There are three numbers Australians should walk away from the last twenty four hours of Senate estimates remembering.
The first is fifty one thousand. That is the number of home guarantees the federal government has issued, under a scheme originally designed for low income Australians, to non-citizens. The shadow housing minister, Andrew Bragg,
confirmed it at a press conference on 16 June
. The Australian five per cent deposit scheme was designed to help young Australian first home buyers get into the market. In 2023 the Albanese government quietly changed the design to allow permanent residents to access it. The result, three years on, is fifty one thousand Australian taxpayer underwritten home guarantees, issued to people who are not Australian citizens, at a time when first home buyer participation in the market is at a generational low.

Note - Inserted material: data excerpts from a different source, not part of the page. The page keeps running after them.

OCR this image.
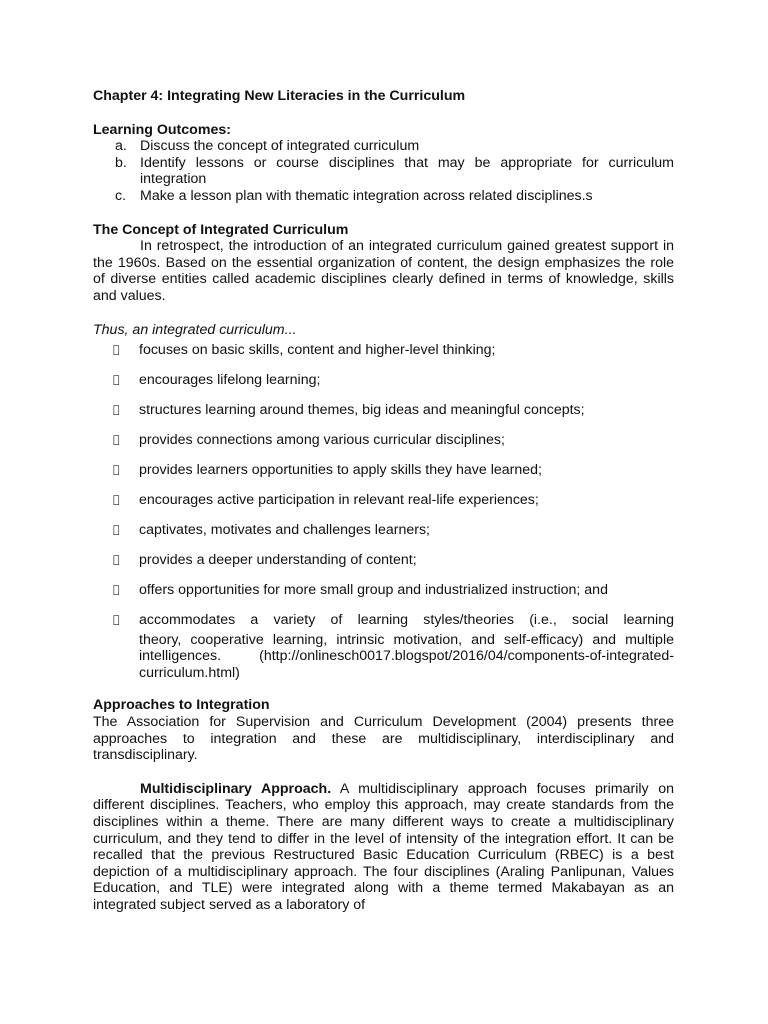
Chapter 4: Integrating New Literacies in the Curriculum
Learning Outcomes:
a. Discuss the concept of integrated curriculum
b. Identify lessons or course disciplines that may be appropriate for curriculum integration
c. Make a lesson plan with thematic integration across related disciplines.s
The Concept of Integrated Curriculum

In retrospect, the introduction of an integrated curriculum gained greatest support in the 1960s. Based on the essential organization of content, the design emphasizes the role of diverse entities called academic disciplines clearly defined in terms of knowledge, skills and values.

Thus, an integrated curriculum...

focuses on basic skills, content and higher-level thinking;
encourages lifelong learning;
structures learning around themes, big ideas and meaningful concepts;
provides connections among various curricular disciplines;
provides learners opportunities to apply skills they have learned;
encourages active participation in relevant real-life experiences;
captivates, motivates and challenges learners;
provides a deeper understanding of content;
offers opportunities for more small group and industrialized instruction; and
accommodates a variety of learning styles/theories (i.e., social learning
theory, cooperative learning, intrinsic motivation, and self-efficacy) and multiple intelligences. (http://onlinesch0017.blogspot/2016/04/components-of-integrated-curriculum.html)
Approaches to Integration

The Association for Supervision and Curriculum Development (2004) presents three approaches to integration and these are multidisciplinary, interdisciplinary and transdisciplinary.

Multidisciplinary Approach. A multidisciplinary approach focuses primarily on different disciplines. Teachers, who employ this approach, may create standards from the disciplines within a theme. There are many different ways to create a multidisciplinary curriculum, and they tend to differ in the level of intensity of the integration effort. It can be recalled that the previous Restructured Basic Education Curriculum (RBEC) is a best depiction of a multidisciplinary approach. The four disciplines (Araling Panlipunan, Values Education, and TLE) were integrated along with a theme termed Makabayan as an integrated subject served as a laboratory of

That is not a culture war point. It is an arithmetic point. The Coalition's housing policy under Bragg now explicitly proposes to restore the original design and reserve the scheme for Australian citizens. The Coalition will, when in government, change the rules. Whether the public agrees with that proposal is a question for an election. The number is a fact.
The second number is four. That is the number of years for which the Treasurer promised, at the Economic Roundtable last year, to freeze the National Construction Code. The Coalition asked for it. The industry asked for it. The Master Builders Association, the Property Council and the Housing Industry Association asked for it. The Treasurer agreed.
On Monday night, in Senate estimates, the freeze was confirmed cancelled. Minister Tim Ayres told the Senate that the four year freeze is no longer in force and that the government will change the code as it sees fit. The promise made at the Roundtable, before an audience of industry leaders, journalists and parliamentarians, was abrogated in a quiet exchange in a committee room. Nobody on the government's side announced it. The Treasurer did not announce it. The Housing Minister did not announce it. It was extracted in estimates by an opposition senator who had been promised something different at lunch.
The third number is thirty. That is the proposed effective rate of capital gains tax on residential investment under Labor's tax overhaul, the bill the Senate has spent the last two days holding a railroaded inquiry into and which will be voted on before the end of the financial year. The Property Council, the Master Builders Association, the Housing Industry Association, the Real Estate Institute and the Business Council of Australia signed a joint statement on Friday opposing it. Their estimate, conservative, is thirty five thousand dwellings forgone. The treasurer's response, on the second day of the inquiry, has been that anyone could submit and that numerous witnesses appeared. The Financial Services Council was not asked to appear at all.
These are not separate stories. They are the same story.
The story is the gradual replacement of housing policy with housing politics. A government that came to office promising to build a million homes is on track to build fewer than half that. A government that promised a four year code freeze cancelled it inside twelve months. A government that promised first home buyers a level playing field has, in three years, redirected fifty one thousand of its own underwritten guarantees to non-citizens. A government that promised, repeatedly, that it would not change capital gains tax is now legislating it through a two day inquiry that did not call the Financial Services Council.
Each of those decisions, taken in isolation, can be defended. The aggregate is not defensible. The aggregate is a housing policy structured around political convenience rather than supply. Bragg's intervention this week, supported by a peak business coalition of unusual breadth, is the first serious effort in eighteen months to convert that aggregate into a political cost.
Whether it lands depends on the Coalition's discipline over the next seventy two hours. The bill will be voted on. The Senate inquiry will report. The Greens will negotiate. The crossbench will negotiate. The Treasurer will spend Wednesday on talk radio. The shadow housing minister has done the forensic work. The rest of the parliamentary party has to back him.
The country has had four years of housing announcements. It has not had four years of houses. The fifty one thousand guarantees, the cancelled freeze and the rushed capital gains bill are three pieces of evidence that the policy and the politics have parted company. The Coalition, if it can hold its line, has an opening. If it cannot hold its line, the line will close.